Whitley and I have been so busy this past year writing books, thinking up ideas for movies and TV, and working to make Dreamland a success, that we usually work all weekend and we haven’t even considered taking a vacation. So on the August 27 Dreamland, when Michael Glickman invited Americans to come to England and join the crop circle researchers because they need fresh minds in the field, I instantly began to daydream.
While Whitley talked with Michael and took calls from listeners, I sat across from him in the radio studio, but my mind was far away. I imagined myself in the wonderful green world of summer in the English countryside, staying in a small cottage and waking up each morning to a miracle: a beautiful new crop circle, magically laid down in a field that had been pristine the evening before. I wanted to pack my bags, book my flight, and take off immediately.
I began to wonder why some of the people there are promoting the idea that these extraordinary designs are all manmade, after they’ve been able to view them up close and see how suddenly they appear and how precisely they’re executed. It’s like being present at a miracle, yet denying it.
This attitude reminds me of a lot of that has gone on in the UFO field over the years. Whitley and I have seen many puzzling instances where formerly courageous, hardworking researchers have suddenly seemed to go over to the other side and begin criticizing all the work that has been done, including their own endeavors.
We’ve even experienced this on a personal level. One woman who was present at an extraordinary group encounter at our cabin later publicly denied that she had experienced anything. Years later, when we met up with her at a conference, she apologized to us and admitted the truth.
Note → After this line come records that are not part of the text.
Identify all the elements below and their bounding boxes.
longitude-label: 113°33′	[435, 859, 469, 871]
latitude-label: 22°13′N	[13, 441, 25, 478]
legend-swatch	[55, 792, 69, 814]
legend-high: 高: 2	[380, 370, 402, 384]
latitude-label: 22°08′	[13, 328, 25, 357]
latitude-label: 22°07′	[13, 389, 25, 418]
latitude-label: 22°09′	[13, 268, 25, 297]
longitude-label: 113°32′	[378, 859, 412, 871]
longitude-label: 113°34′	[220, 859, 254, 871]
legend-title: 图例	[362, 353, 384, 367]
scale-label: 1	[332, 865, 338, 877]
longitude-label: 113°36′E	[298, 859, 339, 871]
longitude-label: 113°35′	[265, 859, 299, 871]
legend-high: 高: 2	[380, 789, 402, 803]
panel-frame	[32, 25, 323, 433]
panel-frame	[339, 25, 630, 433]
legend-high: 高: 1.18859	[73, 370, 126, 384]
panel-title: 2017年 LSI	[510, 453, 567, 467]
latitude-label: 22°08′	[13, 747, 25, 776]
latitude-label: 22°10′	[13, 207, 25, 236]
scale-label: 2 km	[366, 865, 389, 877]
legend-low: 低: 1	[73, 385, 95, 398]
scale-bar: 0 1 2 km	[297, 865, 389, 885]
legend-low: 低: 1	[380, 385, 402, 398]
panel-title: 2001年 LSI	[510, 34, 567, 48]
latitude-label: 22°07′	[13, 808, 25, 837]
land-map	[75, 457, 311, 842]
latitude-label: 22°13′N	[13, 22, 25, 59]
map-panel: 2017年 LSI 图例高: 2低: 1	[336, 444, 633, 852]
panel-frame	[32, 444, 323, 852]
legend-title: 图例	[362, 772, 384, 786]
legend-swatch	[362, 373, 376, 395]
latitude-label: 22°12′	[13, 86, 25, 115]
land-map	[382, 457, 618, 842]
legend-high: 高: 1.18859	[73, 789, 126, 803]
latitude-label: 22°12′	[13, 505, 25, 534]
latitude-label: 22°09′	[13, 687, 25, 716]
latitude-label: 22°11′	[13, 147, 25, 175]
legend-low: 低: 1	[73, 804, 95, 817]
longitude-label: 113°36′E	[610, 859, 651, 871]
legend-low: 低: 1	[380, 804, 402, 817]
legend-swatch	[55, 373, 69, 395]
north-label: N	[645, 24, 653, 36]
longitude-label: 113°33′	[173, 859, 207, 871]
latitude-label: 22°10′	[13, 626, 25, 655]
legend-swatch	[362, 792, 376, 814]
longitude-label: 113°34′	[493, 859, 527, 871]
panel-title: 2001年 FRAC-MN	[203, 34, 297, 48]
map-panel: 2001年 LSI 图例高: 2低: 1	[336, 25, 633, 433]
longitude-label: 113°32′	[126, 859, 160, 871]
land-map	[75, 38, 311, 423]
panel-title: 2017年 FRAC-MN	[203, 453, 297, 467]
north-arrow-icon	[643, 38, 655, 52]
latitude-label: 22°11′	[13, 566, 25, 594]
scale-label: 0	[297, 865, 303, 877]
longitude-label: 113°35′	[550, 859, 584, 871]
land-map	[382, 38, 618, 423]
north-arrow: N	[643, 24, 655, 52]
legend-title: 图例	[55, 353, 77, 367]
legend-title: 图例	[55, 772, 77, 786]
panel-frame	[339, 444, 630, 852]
She said, “I don’t know what came over me,” but I felt I could never trust her again.
What is the motivation for this sort of denial? In some cases, it’s money. We’ve both seen formerly impoverished researchers join the disinformation process and become able to pay their bills. They’re never rich, that would be too obvious, but they’re suddenly solvent. Perhaps they sold out to a covert agency, but there are also a few wealthy private individuals who have been known to buy up information or people. We have no firsthand experience of this, since no one’s offered us a cent, so we haven’t had the opportunity to righteously refuse.
But there is a larger motivation present here. Most of us can’t stand uncertainty, we want the security of knowing. And as science learns more, it also discovers bigger questions. I don’t think it’s a coincidence that a worldwide rise in fundamentalist religious belief is taking place at a time when we’re making great scientific strides. People want to believe we have the answers about life and death and the future of mankind.
We need to stop and consider that the whole of human culture and civilization, from the Pyramids to modern art, is based upon the poignant fact that we do not know if we survive the death of the body or if the human race will survive the changes in our world. No matter how much we may testify to our beliefs, the truth is that we do not have this knowledge.
Since there are no sure answers forthcoming about UFOs and crop circles, only more and deeper questions, some people may try to escape the struggle through belief. But one can’t believe in strange unknowable beings or energies that are flying around in our skies, entering our homes and leaving cryptic symbols in our fields because this only brings up more questions! So these people turn to prosaic answers: Abductees are crazy liars, UFOs are conventional aircraft, crop circles are created by people. And in order to justify their beliefs, they try to convince everyone else of the same things, the way certain religious sects slip tracts under your front door.
I think it’s fear that motivates people who spread this kind of disinformation: fear of the unknown. And I feel a certain kinship with them, because we’re all afraid of the unknown, we all want answers. It’s just that some of us have learned to accept the fact that we’re not going to get them.
But that doesn’t stop us from enjoying the adventure of the search. And isn’t that what the journey of life is all about?